Data Stream Replication

Bei Chu edited this page Feb 21, 2024 · 3 revisions

Problem Statement

There's data being produced continuously from a data source.

The data consuming clients need to be able to consume the whole data stream from any point of time.

At any time, a client may come and go.

Client needs real-time access to data, meaning that the client can request future data, and as soon as the requested data is produced, the client will receive it. The latency should be as low as possible.

Solution

Source Data Structure

The data source keeps track of two pieces of data:

  • Persisted data
  • In-memory data

Whenever data is produced, it's added to in-memory data. And when the in-memory data reaches a certain size, it's persisted.

Persisting Strategy

In-memory data gets added to a queue for being persisted. When the persisting completes, the data is removed from memory.

The queue has a fixed size and back pressure is applied to the data source when the queue is full.

Requesting Data

Client always request a slice of data. When a data request comes in, there are three cases:

  • The requested data is persisted and not in memory
  • The requested data is in memory
  • The requested data hasn't been produced yet

In the first case, the persisted data location is returned to the client. The client needs to fetch the data itself.

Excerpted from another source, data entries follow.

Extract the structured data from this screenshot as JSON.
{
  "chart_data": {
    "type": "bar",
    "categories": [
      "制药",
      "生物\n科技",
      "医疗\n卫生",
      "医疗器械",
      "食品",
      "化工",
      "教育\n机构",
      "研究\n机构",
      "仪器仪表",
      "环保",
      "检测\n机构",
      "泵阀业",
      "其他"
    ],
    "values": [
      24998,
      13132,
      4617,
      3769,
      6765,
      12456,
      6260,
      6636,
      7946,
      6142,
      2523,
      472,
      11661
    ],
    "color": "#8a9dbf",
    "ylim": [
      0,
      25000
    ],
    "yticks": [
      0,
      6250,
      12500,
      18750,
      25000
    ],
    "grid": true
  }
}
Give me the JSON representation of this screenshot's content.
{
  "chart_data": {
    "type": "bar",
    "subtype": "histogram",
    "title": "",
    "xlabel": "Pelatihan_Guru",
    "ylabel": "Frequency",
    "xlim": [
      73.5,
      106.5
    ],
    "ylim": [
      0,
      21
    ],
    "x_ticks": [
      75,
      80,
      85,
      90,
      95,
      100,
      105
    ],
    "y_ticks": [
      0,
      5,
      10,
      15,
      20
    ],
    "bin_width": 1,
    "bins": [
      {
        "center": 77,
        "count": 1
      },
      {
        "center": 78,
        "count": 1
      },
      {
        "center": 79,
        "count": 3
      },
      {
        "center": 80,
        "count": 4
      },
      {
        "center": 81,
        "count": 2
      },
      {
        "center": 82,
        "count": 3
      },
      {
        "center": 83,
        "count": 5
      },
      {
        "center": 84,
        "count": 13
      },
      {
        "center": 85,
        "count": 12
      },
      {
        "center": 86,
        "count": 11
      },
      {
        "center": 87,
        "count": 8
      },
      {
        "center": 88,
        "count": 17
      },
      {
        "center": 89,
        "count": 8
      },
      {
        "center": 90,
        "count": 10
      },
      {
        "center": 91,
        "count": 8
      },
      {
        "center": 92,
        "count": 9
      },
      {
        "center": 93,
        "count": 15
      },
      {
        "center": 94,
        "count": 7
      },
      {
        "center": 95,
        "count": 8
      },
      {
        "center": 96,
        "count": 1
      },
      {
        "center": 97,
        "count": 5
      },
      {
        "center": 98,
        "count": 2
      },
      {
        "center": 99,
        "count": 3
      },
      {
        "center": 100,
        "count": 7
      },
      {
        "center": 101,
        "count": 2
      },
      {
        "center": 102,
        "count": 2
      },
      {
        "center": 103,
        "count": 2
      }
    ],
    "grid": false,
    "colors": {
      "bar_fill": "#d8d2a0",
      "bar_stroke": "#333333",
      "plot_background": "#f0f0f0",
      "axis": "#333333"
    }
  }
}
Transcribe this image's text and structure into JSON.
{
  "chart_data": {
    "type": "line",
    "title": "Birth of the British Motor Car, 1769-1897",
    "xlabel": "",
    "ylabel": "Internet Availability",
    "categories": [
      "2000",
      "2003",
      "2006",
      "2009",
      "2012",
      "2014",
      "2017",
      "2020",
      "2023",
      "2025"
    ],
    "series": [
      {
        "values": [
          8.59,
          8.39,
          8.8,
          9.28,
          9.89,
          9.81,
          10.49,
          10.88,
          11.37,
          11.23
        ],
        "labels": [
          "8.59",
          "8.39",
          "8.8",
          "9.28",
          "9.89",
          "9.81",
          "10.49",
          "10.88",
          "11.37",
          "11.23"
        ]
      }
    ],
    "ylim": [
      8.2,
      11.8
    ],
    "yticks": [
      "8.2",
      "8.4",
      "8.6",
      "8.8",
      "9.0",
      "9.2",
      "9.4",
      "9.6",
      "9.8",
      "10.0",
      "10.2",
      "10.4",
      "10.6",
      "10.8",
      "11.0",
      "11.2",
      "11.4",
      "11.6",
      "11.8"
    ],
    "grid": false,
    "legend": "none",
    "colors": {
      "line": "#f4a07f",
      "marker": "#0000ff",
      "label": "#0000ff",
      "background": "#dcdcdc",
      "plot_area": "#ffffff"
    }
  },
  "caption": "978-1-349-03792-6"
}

In the second case, the data is returned to the client.

In the third case, a watcher with the slice request is added to the data source.

Watcher Strategy

Upon data production, the data source checks if any slice from the watchers is satisfied. If there are, the data is sent and the watcher is removed.

Watcher has a timeout. If the timeout is reached, any available data is sent to the client, and the watcher is removed.

The client can use the timeout to request a very large future slice, and get whatever data that's produced within the timeout. The timeout balances the latency and the network request overhead. Larger timeout means lower overhead, but higher latency.

Future improvements

Persisted Data Compaction

Often data can be combined to reduce the volume of data. For example, an "Insert" followed by a "Delete" can be compacted to nothing.

A compaction job can run periodically to compact the persisted data. The data source must be notified of the compaction, so it can return correct data location to the client.

On-the-fly Data Compaction

Compaction can also happen on the fly as the data is being produced. The limitation here is that on-the-fly data can only be combined with in-memory data.

For example, if a "Delete" is produced, but the corresponding "Insert" is already persisted, the compaction has to wait until it's also persisted and is executed by the persisted data compaction job.